Different from traditional image super-resolution task, real image super-resolution(Real-SR) focus on the relationship between real-world high-resolution(HR) and low-resolution(LR) image. Most of the traditional image SR obtains the LR sample by applying a fixed down-sampling operator. Real-SR obtains the LR and HR image pair by incorporating different quality optical sensors. Generally, Real-SR has more challenges as well as broader application scenarios. Previous image SR methods fail to exhibit similar performance on Real-SR as the image data is not aligned inherently. In this article, we propose a Dual-path Dynamic Enhancement Network(DDet) for Real-SR, which addresses the cross-camera image mapping by realizing a dual-way dynamic sub-pixel weighted aggregation and refinement.

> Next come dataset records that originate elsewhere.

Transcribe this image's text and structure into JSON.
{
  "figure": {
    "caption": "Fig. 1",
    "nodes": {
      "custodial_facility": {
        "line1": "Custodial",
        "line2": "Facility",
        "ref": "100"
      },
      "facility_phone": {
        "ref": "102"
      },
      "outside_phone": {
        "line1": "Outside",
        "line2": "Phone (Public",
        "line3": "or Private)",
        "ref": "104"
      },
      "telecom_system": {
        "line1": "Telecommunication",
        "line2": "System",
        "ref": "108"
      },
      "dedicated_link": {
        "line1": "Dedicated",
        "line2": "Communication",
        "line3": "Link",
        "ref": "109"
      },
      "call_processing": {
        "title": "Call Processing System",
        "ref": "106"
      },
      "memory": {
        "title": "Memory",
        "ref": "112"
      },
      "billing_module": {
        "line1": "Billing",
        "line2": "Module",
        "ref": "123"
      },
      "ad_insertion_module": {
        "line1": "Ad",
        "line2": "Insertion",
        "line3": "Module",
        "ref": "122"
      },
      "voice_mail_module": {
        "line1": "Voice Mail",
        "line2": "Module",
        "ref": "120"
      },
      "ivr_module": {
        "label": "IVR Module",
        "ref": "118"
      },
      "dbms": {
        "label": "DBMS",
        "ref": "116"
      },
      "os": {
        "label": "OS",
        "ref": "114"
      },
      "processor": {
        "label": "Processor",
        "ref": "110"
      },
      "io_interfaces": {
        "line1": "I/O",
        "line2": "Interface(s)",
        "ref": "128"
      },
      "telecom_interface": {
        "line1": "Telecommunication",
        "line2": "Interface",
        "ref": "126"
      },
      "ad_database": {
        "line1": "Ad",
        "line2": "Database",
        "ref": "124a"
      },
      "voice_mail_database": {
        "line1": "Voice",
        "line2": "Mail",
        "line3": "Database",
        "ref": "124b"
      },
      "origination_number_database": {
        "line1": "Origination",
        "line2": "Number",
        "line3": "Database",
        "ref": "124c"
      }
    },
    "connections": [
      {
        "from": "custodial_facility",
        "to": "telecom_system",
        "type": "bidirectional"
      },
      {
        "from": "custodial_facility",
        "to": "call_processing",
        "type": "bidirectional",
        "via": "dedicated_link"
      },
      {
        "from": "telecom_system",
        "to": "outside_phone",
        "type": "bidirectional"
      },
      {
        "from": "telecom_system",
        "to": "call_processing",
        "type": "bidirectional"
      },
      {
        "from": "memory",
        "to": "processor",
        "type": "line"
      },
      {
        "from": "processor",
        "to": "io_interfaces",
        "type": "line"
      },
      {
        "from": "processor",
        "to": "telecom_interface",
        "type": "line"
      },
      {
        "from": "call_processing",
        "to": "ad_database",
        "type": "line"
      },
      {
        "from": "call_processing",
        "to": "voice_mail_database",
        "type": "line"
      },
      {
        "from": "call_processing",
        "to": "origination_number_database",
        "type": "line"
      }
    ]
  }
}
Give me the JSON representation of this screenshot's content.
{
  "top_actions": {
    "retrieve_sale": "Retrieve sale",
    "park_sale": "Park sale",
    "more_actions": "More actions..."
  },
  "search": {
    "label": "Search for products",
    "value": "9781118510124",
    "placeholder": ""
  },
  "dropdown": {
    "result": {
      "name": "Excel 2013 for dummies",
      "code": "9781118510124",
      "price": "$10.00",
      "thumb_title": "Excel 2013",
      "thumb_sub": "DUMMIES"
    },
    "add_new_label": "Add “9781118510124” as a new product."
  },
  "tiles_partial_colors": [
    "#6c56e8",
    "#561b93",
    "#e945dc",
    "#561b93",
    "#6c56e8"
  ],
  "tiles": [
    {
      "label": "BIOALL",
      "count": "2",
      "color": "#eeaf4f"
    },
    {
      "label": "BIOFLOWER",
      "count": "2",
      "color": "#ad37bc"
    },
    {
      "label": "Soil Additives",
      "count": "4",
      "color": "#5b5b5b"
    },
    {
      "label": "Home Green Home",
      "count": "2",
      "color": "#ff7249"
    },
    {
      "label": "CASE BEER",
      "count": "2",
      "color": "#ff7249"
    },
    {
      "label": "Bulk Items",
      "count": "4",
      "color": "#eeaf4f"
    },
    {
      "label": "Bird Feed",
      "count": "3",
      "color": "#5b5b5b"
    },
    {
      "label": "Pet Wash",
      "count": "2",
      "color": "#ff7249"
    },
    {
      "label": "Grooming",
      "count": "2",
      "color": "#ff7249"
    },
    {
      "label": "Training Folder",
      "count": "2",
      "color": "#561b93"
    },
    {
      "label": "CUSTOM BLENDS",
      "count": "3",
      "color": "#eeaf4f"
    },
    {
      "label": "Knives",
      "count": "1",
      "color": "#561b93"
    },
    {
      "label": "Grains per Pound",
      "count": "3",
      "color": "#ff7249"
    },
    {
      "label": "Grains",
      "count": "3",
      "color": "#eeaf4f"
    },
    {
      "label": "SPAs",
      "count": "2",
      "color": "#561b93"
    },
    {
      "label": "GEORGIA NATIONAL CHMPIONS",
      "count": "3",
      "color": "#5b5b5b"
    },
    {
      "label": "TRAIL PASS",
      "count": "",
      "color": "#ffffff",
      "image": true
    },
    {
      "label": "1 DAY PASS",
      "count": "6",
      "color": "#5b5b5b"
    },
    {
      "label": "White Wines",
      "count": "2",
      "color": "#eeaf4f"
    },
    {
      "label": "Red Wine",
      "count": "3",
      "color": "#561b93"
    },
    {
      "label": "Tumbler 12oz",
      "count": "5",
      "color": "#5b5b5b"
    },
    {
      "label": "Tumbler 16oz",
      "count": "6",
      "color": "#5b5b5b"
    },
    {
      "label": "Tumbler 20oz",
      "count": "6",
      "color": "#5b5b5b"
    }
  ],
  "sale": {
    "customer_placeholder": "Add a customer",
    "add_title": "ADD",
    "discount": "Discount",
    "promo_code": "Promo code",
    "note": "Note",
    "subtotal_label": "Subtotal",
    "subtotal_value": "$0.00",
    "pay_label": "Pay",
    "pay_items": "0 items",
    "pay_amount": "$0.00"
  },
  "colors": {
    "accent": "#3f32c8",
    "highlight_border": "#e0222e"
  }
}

Unlike conventional methods which stack up massive convolutional blocks for feature representation, we introduce a content-aware framework to study non-inherently aligned image pair in image SR issue. First, we use a content-adaptive component to exhibit the Multi-scale Dynamic Attention(MDA). Second, we incorporate a long-term skip connection with a Coupled Detail Manipulation(CDM) to perform collaborative compensation and manipulation. The above dual-path model is joint into a unified model and works collaboratively. Extensive experiments on the challenging benchmarks demonstrate the superiority of our model.